Comme si l’Univers se jouait de nous, mon coquillage tressaute entre mes clavicules.

 Je n’ai pas réussi à t’obtenir un avion ni la moindre autorisation. C’est l’anniversaire de l’Empereur aujourd’hui.

— Non, plus maintenant, soupiré-je. Ma grand-mère n’a pas obtenu la moindre autorisation de voler, aussi influente soit-elle. Je suppose que l’importance de la date joue en notre défaveur. Mais je pourrais rester avec les Réfugiés tout du long et te tenir au courant de leur position directement depuis l’intérieur du zeppelin.
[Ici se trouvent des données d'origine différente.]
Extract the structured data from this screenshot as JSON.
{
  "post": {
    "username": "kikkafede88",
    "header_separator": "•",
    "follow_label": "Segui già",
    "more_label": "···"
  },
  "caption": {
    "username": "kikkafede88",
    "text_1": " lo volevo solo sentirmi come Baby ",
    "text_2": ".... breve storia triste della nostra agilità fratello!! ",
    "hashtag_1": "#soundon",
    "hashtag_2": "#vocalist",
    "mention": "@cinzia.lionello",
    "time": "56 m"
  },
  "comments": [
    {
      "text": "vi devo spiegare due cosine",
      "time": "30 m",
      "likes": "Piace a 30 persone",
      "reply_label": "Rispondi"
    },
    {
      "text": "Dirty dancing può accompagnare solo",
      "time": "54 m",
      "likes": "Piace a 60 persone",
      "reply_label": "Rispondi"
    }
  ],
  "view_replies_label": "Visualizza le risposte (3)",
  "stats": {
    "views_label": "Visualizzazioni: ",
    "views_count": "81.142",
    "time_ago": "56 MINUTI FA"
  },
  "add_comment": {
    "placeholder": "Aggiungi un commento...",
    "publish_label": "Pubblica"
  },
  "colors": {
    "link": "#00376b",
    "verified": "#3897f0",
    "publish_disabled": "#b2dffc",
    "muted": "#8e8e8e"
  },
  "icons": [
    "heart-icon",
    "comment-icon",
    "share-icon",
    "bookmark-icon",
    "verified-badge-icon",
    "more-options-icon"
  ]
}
— J’y avais pensé, mais la chose est trop risquée. Ces gens sont dangereux. Ils se préparent à enlever une jeune femme malade. Ils n’hésiteront pas à se débarrasser de toi si tu deviens un problème. Et si tu joues trop bien ton rôle et que la police ou les militaires parviennent à vous arrêter, tu risques d’être prise toi aussi pour une criminelle. Même si tu es shin-nihonienne, si tu as pactisé avec des Réfugiés et menacé la Princesse, alors…

— Je comprends. Mais je n’ai pas le choix. Voici ce que nous allons faire.